Il problema è di un giornale diretto dall’editore. E che giornale, un giornale-partito, il giornale del partito Democratico. Tanto democratico che l’editore, De Benedetti, dopo essersi impadronito delle quote di Scalfari, lo ha licenziato. Ha licenziato un direttore come Scalfari. Sostituendolo con uomini suoi. Il prologo dice già tutto, ma non è tutto.
L’editore De Benedetti, a suo tempo tessera n. 1 del Pd, vuole ora licenziare Renzi. E lo mette in guardia: “O…O” Ne ha diritto. Tanto più che lo esercita non sul suo giornale, ma sul “Corriere della sera”. Ma non ha buoni precedenti, lui stesso lo dice.
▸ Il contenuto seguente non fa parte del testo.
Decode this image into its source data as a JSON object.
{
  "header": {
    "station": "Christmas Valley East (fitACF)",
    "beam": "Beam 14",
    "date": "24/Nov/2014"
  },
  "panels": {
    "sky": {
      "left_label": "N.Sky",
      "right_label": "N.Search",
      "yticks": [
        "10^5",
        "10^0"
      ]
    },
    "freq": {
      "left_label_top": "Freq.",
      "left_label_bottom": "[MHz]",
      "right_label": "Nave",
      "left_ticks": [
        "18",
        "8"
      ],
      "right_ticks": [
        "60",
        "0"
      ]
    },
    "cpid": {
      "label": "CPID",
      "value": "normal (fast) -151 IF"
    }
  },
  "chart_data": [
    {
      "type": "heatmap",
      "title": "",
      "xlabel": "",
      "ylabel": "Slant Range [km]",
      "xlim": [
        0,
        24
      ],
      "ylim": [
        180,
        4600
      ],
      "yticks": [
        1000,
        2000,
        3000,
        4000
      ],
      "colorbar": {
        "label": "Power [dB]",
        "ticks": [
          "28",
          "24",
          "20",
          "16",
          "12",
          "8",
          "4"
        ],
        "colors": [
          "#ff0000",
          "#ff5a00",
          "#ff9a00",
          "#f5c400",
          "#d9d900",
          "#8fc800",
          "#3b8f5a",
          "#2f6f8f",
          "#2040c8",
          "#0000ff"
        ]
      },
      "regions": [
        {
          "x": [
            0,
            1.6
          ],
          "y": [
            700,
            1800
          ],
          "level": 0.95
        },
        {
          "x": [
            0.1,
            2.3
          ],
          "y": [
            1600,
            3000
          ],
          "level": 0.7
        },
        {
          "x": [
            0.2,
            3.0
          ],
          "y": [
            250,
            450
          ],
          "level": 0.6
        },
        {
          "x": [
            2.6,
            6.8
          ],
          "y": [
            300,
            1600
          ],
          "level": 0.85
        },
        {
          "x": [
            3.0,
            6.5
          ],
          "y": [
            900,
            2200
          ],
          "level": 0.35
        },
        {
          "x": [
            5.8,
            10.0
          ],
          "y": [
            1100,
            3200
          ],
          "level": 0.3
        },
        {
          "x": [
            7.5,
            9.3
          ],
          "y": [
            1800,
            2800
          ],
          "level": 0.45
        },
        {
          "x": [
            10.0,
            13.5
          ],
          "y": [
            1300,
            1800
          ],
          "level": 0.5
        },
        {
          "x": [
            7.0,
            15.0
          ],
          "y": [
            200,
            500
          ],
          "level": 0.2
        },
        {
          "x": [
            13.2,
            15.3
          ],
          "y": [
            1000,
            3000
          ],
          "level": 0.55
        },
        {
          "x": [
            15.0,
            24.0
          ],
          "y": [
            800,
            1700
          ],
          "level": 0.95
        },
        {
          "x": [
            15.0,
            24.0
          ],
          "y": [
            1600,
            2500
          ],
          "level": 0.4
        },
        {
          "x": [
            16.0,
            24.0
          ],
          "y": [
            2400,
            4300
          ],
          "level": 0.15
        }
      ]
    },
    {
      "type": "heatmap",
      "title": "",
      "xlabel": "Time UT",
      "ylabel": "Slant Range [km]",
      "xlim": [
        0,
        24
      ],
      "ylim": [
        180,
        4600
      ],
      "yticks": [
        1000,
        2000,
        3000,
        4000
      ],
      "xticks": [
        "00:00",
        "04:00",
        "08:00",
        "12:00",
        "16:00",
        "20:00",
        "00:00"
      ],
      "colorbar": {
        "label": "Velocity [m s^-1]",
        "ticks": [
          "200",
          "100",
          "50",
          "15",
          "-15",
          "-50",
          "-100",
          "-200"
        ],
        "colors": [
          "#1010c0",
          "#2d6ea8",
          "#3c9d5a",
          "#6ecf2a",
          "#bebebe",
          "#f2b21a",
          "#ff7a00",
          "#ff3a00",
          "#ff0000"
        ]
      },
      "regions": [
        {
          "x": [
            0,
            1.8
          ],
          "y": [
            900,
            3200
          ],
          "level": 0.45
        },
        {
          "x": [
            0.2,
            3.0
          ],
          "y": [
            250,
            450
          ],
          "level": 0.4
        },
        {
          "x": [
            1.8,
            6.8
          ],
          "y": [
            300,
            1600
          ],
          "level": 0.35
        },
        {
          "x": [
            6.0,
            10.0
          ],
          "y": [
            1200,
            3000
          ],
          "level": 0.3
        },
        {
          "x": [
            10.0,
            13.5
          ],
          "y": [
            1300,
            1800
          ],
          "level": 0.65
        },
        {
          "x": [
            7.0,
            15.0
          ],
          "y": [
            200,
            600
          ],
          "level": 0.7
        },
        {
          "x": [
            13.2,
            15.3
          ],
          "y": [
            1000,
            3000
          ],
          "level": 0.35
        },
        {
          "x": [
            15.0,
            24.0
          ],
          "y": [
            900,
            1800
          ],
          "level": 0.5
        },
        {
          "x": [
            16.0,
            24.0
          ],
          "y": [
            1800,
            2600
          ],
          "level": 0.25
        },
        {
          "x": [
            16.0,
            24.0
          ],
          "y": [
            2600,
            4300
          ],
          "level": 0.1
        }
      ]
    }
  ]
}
Questo è il suo quarto intervento scritto, ammonisce: “Il primo lo scrissi sulla riunificazione tedesca: previdi che la Germania l’avrebbe fatta pagare agli altri europei, con l’austerity. Il secondo alla vigilia della guerra in Iraq, presagendo il disastro. Il terzo dopo la vittoria apparente degli americani, che in realtà apriva la strada al collasso del Medio Oriente e al terrorismo”. Il governo è finito.